Ao final, pugnou pela condenação do requerido ao pagamento das custas processuais e honorários advocatícios e a concessão da Justiça Gratuita.
1.2) Da contestação.
Devidamente citado, o requerido apresentou resposta, na forma de contestação (evento 7) alegando, preliminarmente, a inépcia da inicial e a ilegitimidade para debater o IOF. No mérito, defendeu a licitude do contrato, a legalidade dos juros e das demais taxas pactuados. Pugnou pela improcedência dos pedidos iniciais, com a condenação do autor nas verbas sucumbenciais e impugnou o pedido de justiça gratuita.
1.3) Do encadernamento processual.
Deferidos os pedidos de Justiça Gratuita e de tutela de urgência antecipada (evento 4).

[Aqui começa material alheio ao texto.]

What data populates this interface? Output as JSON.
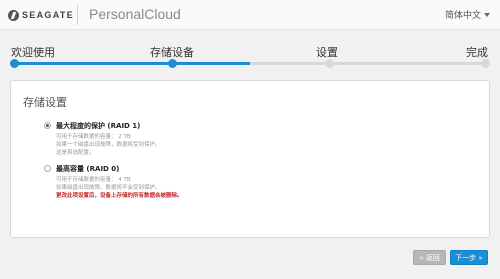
{
  "header": {
    "brand": "SEAGATE",
    "product": "PersonalCloud",
    "language": "简体中文"
  },
  "steps": [
    {
      "label": "欢迎使用",
      "state": "done"
    },
    {
      "label": "存储设备",
      "state": "current"
    },
    {
      "label": "设置",
      "state": "todo"
    },
    {
      "label": "完成",
      "state": "todo"
    }
  ],
  "progress": {
    "fraction": 0.5
  },
  "panel": {
    "title": "存储设置",
    "options": [
      {
        "title": "最大程度的保护 (RAID 1)",
        "selected": true,
        "lines": [
          "可用于存储数据的容量： 2 TB",
          "如果一个磁盘出现故障，数据将受到保护。",
          "这是首选配置。"
        ],
        "warning": ""
      },
      {
        "title": "最高容量 (RAID 0)",
        "selected": false,
        "lines": [
          "可用于存储数据的容量： 4 TB",
          "如果磁盘出现故障，数据将不会受到保护。"
        ],
        "warning": "更改此项设置后，设备上存储的所有数据会被删除。"
      }
    ]
  },
  "buttons": {
    "back": "« 返回",
    "next": "下一步 »"
  },
  "colors": {
    "accent": "#1a8fd8",
    "warning": "#c62828"
  }
}
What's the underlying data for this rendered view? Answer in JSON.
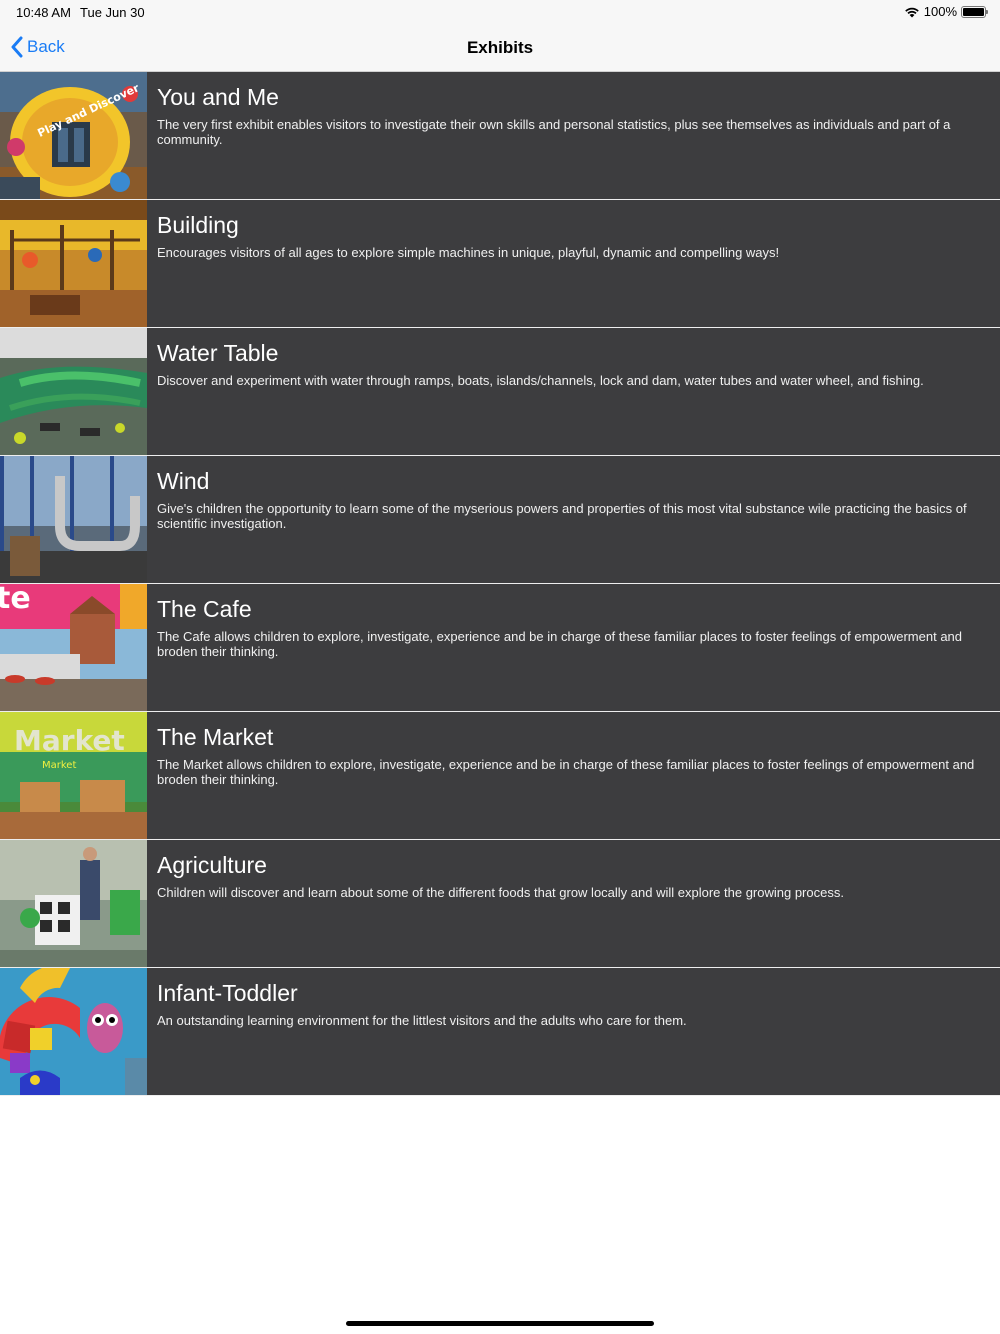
{
  "status": {
    "time": "10:48 AM",
    "date": "Tue Jun 30",
    "battery": "100%"
  },
  "nav": {
    "back_label": "Back",
    "title": "Exhibits"
  },
  "exhibits": [
    {
      "title": "You and Me",
      "description": "The very first exhibit enables visitors to investigate their own skills and personal statistics, plus see themselves as individuals and part of a community."
    },
    {
      "title": "Building",
      "description": "Encourages visitors of all ages to explore simple machines in unique, playful, dynamic and compelling ways!"
    },
    {
      "title": "Water Table",
      "description": "Discover and experiment with water through ramps, boats, islands/channels, lock and dam, water tubes and water wheel, and fishing."
    },
    {
      "title": "Wind",
      "description": "Give's children the opportunity to learn some of the myserious powers and properties of this most vital substance wile practicing the basics of scientific investigation."
    },
    {
      "title": "The Cafe",
      "description": "The Cafe allows children to explore, investigate, experience and be in charge of these familiar places to foster feelings of empowerment and broden their thinking."
    },
    {
      "title": "The Market",
      "description": "The Market allows children to explore, investigate, experience and be in charge of these familiar places to foster feelings of empowerment and broden their thinking."
    },
    {
      "title": "Agriculture",
      "description": "Children will discover and learn about some of the different foods that grow locally and will explore the growing process."
    },
    {
      "title": "Infant-Toddler",
      "description": "An outstanding learning environment for the littlest visitors and the adults who care for them."
    }
  ],
  "thumbnails": {
    "you_and_me_text": "Play and Discover",
    "cafe_text": "te",
    "market_text": "Market",
    "market_sub_text": "Market"
  },
  "colors": {
    "row_bg": "#3d3d3f",
    "accent": "#1a7cf5",
    "bar_bg": "#f7f7f7"
  }
}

Impugnação à contestação (evento 21).
1.4) Da sentença.
Prestando a tutela jurisdicional, o Dr. Maurício Cavallazzi Povoas prolatou sentença resolutiva de mérito para julgar parcialmente procedente a pretensão inicial deduzida, nos seguintes termos:
III - Posto isso, julgo procedente em parte o pedido formulado por FELIPE LUCIO MENDES contra AYMORE CREDITO, FINANCIAMENTO E INVESTIMENTO S.A. para revisar o contrato encartado no evento 1, contrato 6, e evento 7, contrato 3 da seguinte forma:
1. No período da normalidade:
a) reduzir os juros pactuados para 23,925% ao ano e 1,815% ao mês, o que corresponde à média das taxas tabeladas pelo Bacen para a época da contratação + 10%;
b) afastar a incidência da capitalização diária na cédula de crédito bancário em discussão, declarando como legal a cobrança da taxa de juros capitalizados em periodicidade mensal, uma vez que subsidiariamente pactuada;
c) afastar a utilização da Tabela Price, adotando-se a regra de imputação estabelecida pelo art. 354 do Código Civil, porque admitida a cobrança de juros capitalizados mensalmente;
2. No período da mora: afastar a tese relativa à comissão de permanência, uma vez que não foi prevista contratualmente e porque não restou comprovada a cobrança deste encargo pela instituição financeira;
3. Demais pedidos:
a) admitir a cobrança das tarifas de cadastro e de registro do contrato;
b) afastar a cobrança da tarifa de avaliação do bem;
c) acolher o pedido de repetição do indébito, determinando seja restituído, deduzido ou compensado do valor do débito, de forma simples, as quantias eventualmente pagas a maior por conta da cobrança dos encargos ora expurgados, acaso apurada a existência de crédito em favor da parte autora, nos termos dos arts. 368, 876 e 940 do Código Civil de 2002, além do art. 42, parágrafo único, da Lei n. 8.078/90;
4. Em virtude da sucumbência recíproca, as despesas processuais deverão ser suportadas na proporção de 70% pela parte ré e 30% pela parte autora, arbitrando-se os honorários em 30% do proveito econômico obtido com a presente demanda, cabendo 70% desse valor ao procurador da parte autora e 30% ao procurador da parte ré. Anoto que os honorários foram arbitrados nos termos do art. 85, § 2º, do CPC, levando-se em conta a sucumbência recíproca e a simplicidade da causa, que foi julgada antecipadamente com base em fundamentos pacificados na jurisprudência. Ainda, não há que se falar em descumprimento do limite máximo previsto em tal dispositivo, pois os honorários estão sendo repartidos.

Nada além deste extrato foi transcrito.